BCCI responds by gagging Indian players and tells them to "exercise restraint" and avoid speaking out on the issue.

September 26, 2005
Ian Chappell bats for his brother: "If Indian cricket wanted someone who would passionately seek to help players who wanted to improve, would do his utmost to put the best team on the field for every match without fear or favour and would offer a frank opinion when asked, then they were on the right track with Greg Chappell."

Raj Singh Dungarpur, former BCCI president, accuses the Dalmiya camp for the e-mail leak. He says Ganguly has "no place in the future of Indian cricket" and that "If Dalmiya did not rule Indian cricket, Ganguly would have gone a long time ago". He lashes out against Harbhajan Singh as well: "He should concentrate on his arm, rather than talk about whether Ganguly is right or wrong ... once a chucker always a chucker".

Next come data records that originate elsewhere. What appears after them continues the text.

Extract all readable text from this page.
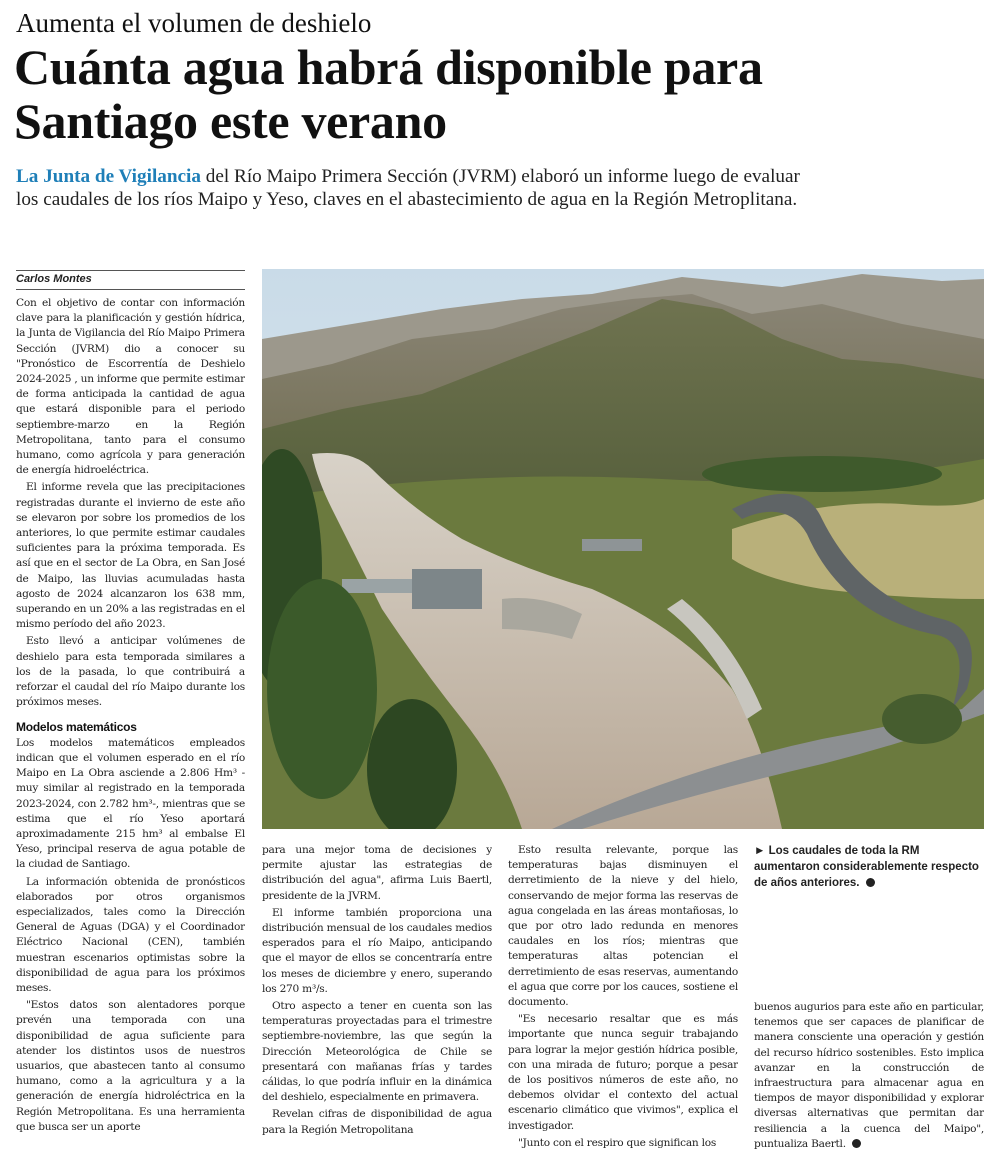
Aumenta el volumen de deshielo
Cuánta agua habrá disponible para Santiago este verano

La Junta de Vigilancia del Río Maipo Primera Sección (JVRM) elaboró un informe luego de evaluar los caudales de los ríos Maipo y Yeso, claves en el abastecimiento de agua en la Región Metroplitana.

Carlos Montes

Con el objetivo de contar con información clave para la planificación y gestión hídrica, la Junta de Vigilancia del Río Maipo Primera Sección (JVRM) dio a conocer su "Pronóstico de Escorrentía de Deshielo 2024-2025 , un informe que permite estimar de forma anticipada la cantidad de agua que estará disponible para el periodo septiembre-marzo en la Región Metropolitana, tanto para el consumo humano, como agrícola y para generación de energía hidroeléctrica.

El informe revela que las precipitaciones registradas durante el invierno de este año se elevaron por sobre los promedios de los anteriores, lo que permite estimar caudales suficientes para la próxima temporada. Es así que en el sector de La Obra, en San José de Maipo, las lluvias acumuladas hasta agosto de 2024 alcanzaron los 638 mm, superando en un 20% a las registradas en el mismo período del año 2023.

Esto llevó a anticipar volúmenes de deshielo para esta temporada similares a los de la pasada, lo que contribuirá a reforzar el caudal del río Maipo durante los próximos meses.

Modelos matemáticos

Los modelos matemáticos empleados indican que el volumen esperado en el río Maipo en La Obra asciende a 2.806 Hm³ -muy similar al registrado en la temporada 2023-2024, con 2.782 hm³-, mientras que se estima que el río Yeso aportará aproximadamente 215 hm³ al embalse El Yeso, principal reserva de agua potable de la ciudad de Santiago.

La información obtenida de pronósticos elaborados por otros organismos especializados, tales como la Dirección General de Aguas (DGA) y el Coordinador Eléctrico Nacional (CEN), también muestran escenarios optimistas sobre la disponibilidad de agua para los próximos meses.

"Estos datos son alentadores porque prevén una temporada con una disponibilidad de agua suficiente para atender los distintos usos de nuestros usuarios, que abastecen tanto al consumo humano, como a la agricultura y a la generación de energía hidroléctrica en la Región Metropolitana. Es una herramienta que busca ser un aporte

para una mejor toma de decisiones y permite ajustar las estrategias de distribución del agua", afirma Luis Baertl, presidente de la JVRM.

El informe también proporciona una distribución mensual de los caudales medios esperados para el río Maipo, anticipando que el mayor de ellos se concentraría entre los meses de diciembre y enero, superando los 270 m³/s.

Otro aspecto a tener en cuenta son las temperaturas proyectadas para el trimestre septiembre-noviembre, las que según la Dirección Meteorológica de Chile se presentará con mañanas frías y tardes cálidas, lo que podría influir en la dinámica del deshielo, especialmente en primavera.

Revelan cifras de disponibilidad de agua para la Región Metropolitana

Esto resulta relevante, porque las temperaturas bajas disminuyen el derretimiento de la nieve y del hielo, conservando de mejor forma las reservas de agua congelada en las áreas montañosas, lo que por otro lado redunda en menores caudales en los ríos; mientras que temperaturas altas potencian el derretimiento de esas reservas, aumentando el agua que corre por los cauces, sostiene el documento.

"Es necesario resaltar que es más importante que nunca seguir trabajando para lograr la mejor gestión hídrica posible, con una mirada de futuro; porque a pesar de los positivos números de este año, no debemos olvidar el contexto del actual escenario climático que vivimos", explica el investigador.

"Junto con el respiro que significan los

► Los caudales de toda la RM aumentaron considerablemente respecto de años anteriores.

buenos augurios para este año en particular, tenemos que ser capaces de planificar de manera consciente una operación y gestión del recurso hídrico sostenibles. Esto implica avanzar en la construcción de infraestructura para almacenar agua en tiempos de mayor disponibilidad y explorar diversas alternativas que permitan dar resiliencia a la cuenca del Maipo", puntualiza Baertl.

Sourav Ganguly's maternal grandfather passes away. This throws an uncertainty over Ganguly's participation in the review committee meeting to be held tomorrow.

September 27, 2005
The Review Committee has a four-hour meeting in Mumbai - amid media frenzy at the Taj Mahal Hotel - and decides to retain Ganguly and Chappell. They also ask the two to work out a professional working relationship. Ranbir Singh Mahendra, the BCCI president, addresses the media where he says: "We have demarcated the difference in roles between the captain and coach. The captain has to control the game. The coach has to do his own job. When mutual trust is there, then both can discuss each and everything pertaining to the game."

September 28, 2005
Ganguly says he has been vindicated as he had done nothing wrong. "The review committee gave me a patient hearing," he says, "and I put my point of view across to them. I think they were reasonably convinced with my replies and I am very happy the matter has been settled now ... You could say I am happy and relieved in equal parts."

September 29, 2005
Harbhajan Singh escapes any major disciplinary actions for his comments about Chappell and the Punjab Cricket Association let him off with an advice "to exercise caution while talking to media."

September 30, 2005
Amitabh Choudhury, the manager of the Indian side on their recent tour to Zimbabwe, speaks out on the issue for the first time and says he was "astonished" with Sourav Ganguly's revelations to the media about goings on in the dressing-room and felt that he had "gone back on a deal".

Ravi Shastri, the former Indian captain, says the media should recognise the positives that have emerged from the so-called truce. Shastri, who was a member of the BCCI's six-member review committee, said that a lot of thought went into the final decision and added that it was based on 'cold logic'.